'I feel stupid, and contagious' - Smells Like Teen Spirit released 30 years ago today, apparently foresees America's future

I want my MTV!

…back.

For me it had exactly the opposite effect. That’s when my musical tastes finally caught up with the times. I was a junior in high school and my freshman year I was into 50s and 60s music; sophomore year I discovered classic rock, and then junior year was when I skipped over the 80s and went straight to alternative rock, largely thanks for Nirvana. After a couple years of that, I finally worked back in the catalog, exploring the 80s (Pixies, Sonic Youth, Pere Ubu, etc.) and 70s punk and post punk that I had missed from the classic rock days, while still listening to the alternative rock of the time (Smashing Pumpkins and Sleater-Kinney leaving the biggest musical impressions on me in the 90s. Oh, and My Bloody Valentine, but they were just early in the 90s before the came back with a new album in the mid-2000s).

Therefore, “Smells Like Teen Spirit” was the catalyst for me to catch up with the times AND discover all this wonderful, rich history of alternative rock music that had previously been off my radar. It’s not close to being my favorite Nirvana song, but it was the spark I needed.

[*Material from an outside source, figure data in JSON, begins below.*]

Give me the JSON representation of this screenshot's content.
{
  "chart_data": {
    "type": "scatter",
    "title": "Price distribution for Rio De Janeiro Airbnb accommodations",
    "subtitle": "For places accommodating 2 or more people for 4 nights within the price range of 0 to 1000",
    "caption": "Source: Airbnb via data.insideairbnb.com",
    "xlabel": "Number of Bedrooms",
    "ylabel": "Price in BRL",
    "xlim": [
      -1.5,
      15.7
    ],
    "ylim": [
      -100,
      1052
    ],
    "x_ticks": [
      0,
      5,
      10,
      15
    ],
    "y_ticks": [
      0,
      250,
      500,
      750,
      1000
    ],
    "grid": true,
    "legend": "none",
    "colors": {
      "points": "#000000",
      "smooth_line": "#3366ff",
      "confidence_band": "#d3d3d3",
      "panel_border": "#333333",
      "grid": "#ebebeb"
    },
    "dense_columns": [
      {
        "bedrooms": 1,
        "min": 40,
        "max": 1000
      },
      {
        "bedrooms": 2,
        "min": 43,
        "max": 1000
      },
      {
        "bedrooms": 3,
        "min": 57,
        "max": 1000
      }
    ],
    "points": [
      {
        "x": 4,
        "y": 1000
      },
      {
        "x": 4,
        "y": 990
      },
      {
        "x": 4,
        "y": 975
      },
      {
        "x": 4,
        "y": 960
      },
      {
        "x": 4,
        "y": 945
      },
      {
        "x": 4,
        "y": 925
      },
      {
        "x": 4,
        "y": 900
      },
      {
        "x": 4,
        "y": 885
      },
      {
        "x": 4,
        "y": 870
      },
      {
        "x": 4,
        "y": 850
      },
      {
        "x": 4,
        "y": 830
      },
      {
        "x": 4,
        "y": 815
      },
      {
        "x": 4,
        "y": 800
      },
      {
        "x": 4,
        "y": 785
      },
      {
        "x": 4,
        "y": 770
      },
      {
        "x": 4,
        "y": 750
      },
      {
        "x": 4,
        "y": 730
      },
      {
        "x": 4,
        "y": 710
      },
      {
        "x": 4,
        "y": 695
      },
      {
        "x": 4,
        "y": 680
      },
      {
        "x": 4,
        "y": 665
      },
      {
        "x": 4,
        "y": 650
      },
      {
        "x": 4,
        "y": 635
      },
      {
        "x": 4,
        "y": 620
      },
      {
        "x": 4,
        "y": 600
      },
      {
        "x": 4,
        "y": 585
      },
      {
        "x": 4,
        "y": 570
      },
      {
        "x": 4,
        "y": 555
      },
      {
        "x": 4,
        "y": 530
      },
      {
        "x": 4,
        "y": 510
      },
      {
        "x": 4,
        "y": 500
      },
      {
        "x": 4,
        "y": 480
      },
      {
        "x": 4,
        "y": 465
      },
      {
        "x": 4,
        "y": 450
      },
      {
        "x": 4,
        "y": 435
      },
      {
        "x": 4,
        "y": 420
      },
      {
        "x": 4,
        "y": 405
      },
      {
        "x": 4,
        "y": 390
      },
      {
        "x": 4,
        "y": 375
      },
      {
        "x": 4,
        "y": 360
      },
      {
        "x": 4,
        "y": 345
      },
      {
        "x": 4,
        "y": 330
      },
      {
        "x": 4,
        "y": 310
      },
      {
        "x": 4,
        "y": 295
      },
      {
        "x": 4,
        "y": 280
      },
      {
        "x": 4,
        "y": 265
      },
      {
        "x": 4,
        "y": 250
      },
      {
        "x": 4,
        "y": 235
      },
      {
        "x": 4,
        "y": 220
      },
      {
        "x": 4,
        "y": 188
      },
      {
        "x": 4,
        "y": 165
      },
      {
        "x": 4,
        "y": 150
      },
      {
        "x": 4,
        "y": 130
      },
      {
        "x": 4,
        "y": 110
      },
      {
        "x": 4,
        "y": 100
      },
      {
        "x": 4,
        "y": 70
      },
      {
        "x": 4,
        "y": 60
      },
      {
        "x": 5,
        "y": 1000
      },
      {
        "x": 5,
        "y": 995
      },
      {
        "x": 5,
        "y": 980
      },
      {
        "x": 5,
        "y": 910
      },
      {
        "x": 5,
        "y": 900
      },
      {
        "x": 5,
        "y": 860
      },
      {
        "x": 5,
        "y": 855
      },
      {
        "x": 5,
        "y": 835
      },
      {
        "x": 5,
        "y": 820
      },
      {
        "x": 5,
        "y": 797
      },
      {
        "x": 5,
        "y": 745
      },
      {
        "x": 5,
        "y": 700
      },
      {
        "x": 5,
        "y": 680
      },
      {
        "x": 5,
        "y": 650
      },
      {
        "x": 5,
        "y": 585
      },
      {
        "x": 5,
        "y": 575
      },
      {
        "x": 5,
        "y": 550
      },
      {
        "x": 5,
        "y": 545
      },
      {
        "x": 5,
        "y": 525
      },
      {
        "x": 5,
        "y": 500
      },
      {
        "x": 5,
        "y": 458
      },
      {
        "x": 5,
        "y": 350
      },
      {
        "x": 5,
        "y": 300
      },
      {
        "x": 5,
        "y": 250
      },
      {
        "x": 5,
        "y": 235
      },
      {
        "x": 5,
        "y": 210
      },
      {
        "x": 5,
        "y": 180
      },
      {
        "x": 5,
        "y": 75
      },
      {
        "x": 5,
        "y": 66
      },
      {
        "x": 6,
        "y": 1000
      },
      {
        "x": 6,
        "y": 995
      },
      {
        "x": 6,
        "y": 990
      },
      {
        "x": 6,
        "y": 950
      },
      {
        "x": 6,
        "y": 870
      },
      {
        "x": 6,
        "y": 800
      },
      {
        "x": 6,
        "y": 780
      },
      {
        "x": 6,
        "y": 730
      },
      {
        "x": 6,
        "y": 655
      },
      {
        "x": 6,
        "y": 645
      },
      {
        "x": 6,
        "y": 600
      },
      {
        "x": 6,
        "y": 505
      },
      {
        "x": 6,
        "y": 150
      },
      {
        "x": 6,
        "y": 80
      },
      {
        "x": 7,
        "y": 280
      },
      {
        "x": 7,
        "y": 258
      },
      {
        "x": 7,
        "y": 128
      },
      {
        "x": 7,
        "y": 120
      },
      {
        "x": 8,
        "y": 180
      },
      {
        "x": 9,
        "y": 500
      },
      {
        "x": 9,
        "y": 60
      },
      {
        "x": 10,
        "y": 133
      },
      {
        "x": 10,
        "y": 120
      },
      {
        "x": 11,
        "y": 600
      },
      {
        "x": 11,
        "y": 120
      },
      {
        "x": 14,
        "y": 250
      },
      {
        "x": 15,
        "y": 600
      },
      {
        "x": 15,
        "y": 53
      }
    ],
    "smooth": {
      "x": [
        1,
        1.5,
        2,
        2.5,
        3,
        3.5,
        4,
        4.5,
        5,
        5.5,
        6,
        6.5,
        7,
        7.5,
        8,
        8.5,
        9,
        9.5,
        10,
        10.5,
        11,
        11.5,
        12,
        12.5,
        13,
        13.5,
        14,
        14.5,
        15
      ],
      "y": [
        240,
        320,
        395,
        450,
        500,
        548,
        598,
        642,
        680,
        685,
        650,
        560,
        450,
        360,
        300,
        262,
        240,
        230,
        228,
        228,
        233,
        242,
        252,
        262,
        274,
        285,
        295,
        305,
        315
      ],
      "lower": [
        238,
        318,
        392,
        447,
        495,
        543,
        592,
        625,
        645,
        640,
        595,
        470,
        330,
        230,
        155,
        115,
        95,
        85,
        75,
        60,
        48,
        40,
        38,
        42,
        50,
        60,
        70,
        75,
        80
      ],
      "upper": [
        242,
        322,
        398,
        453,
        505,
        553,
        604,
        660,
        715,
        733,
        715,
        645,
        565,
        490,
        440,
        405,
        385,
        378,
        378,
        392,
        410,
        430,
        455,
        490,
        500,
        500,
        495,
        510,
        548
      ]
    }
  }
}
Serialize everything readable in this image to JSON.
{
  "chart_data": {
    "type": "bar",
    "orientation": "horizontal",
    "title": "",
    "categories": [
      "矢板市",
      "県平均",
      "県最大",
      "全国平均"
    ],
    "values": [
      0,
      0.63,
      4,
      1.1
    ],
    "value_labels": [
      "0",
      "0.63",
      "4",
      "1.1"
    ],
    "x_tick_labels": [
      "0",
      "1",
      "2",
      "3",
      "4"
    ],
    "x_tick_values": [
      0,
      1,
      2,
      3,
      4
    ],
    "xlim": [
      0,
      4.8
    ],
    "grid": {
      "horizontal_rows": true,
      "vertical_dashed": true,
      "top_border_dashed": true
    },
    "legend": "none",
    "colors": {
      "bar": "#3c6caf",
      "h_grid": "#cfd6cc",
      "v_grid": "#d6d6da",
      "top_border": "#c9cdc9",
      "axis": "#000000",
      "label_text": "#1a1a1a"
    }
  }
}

Much of what @pulykamell writes also applies to me. I was 23 when Nirvana broke, and was raised on classic rock. T. Rex had been my first musical love, then Suzie Quatro and other glam acts, then I had a Beatles phase, then came 70s punk rock and new wave, and in the eighties I got a little bit lost in current music, because guitar rock mostly became replaced in the radio by synth acts, and I didn’t like most of those acts back then, with the exceptions of Depeche Mode, Talk Talk and the Eurythmics. My favorite bands of the 80s were the Smiths and the Cure. But somehow I totally missed American underground and hardcore (because they didn’t exist on German radio), and only Nirvana and the massive break of indie and alternative music that followed let me explore bands like Hüsker Dü, the Pixies, the Minutemen, Dinosaur Jr and countless others. It felt great that punk and guitar rock broke again in 1991, and the first half of the nineties are my best memories, chartwise and concertwise. Heck, even MTV became watchable for about 5 years!

I was 18 when Nevermind came out, putting me at practically the perfect age to be totally swept away by grunge. But while I enjoy the big singles, I can’t say I connected very deeply with the genre as a whole. It might have just been that it became SUCH a big scene SO fast.

OK, I’m going to play my Insufferable Hipster card here. I don’t have many in my deck so please indulge me.

As a teen in the underground punk scene in the Northwest, I had probably seen Nirvana a dozen times before any of you had heard of them…well, more accurately, I had probably blown off a dozen Nirvana sets to drink beer with my friends while waiting for the band we’d actually come to see. We didn’t think they were anything special (our tastes ran toward more straightforward hardcore punk like DKs or Black Flag), and were bemused when they suddenly became huge.

At the time, it was my duty as a hipster to say they sucked, but in retrospect SLTS is a really solid rock song and I’m not surprised it has endured this long. Maybe I should give the rest of their catalog a re-evaluation sometime.

(On a somewhat related note, I recently heard Soundgarden’s Badmotorfinger (1991), which I remembered as being OK but unmemorable. On further review, it just plain sucked.)

Of course it’s a great pop song: the chord progression in SLTS is the same as Boston’s More Than a Feeling.

I assum you’re being facetious, with the video, but I keep hearing this come up time and time again in a serious manner, and it’s not really true. I do understand Kurt was inspired by it and he made some off-hand comment about them being the same song, but they’re not. It has a similar rhythm, but the progression is quite different. More than a Feeling is G - C - Em -D, or I-IV-VI-V using Roman numeral notation. Smells Like Teen Spirit is Fm, Bb, Ab, Db, or if we put it into the same key as More Than A Feeling, the chords would be Gm - C - Bb - Eb, or i - IV - bIII - bIV. (The first chord the minor tonality is implied, as it’s usually played as a power chord without the third. But if you want to put a third in it, the minor one is the only one that really fits.) So, yeah, not really the same chord progression at all, with either half or three quarters of the chords different (depending on how you want to parse that first chord.)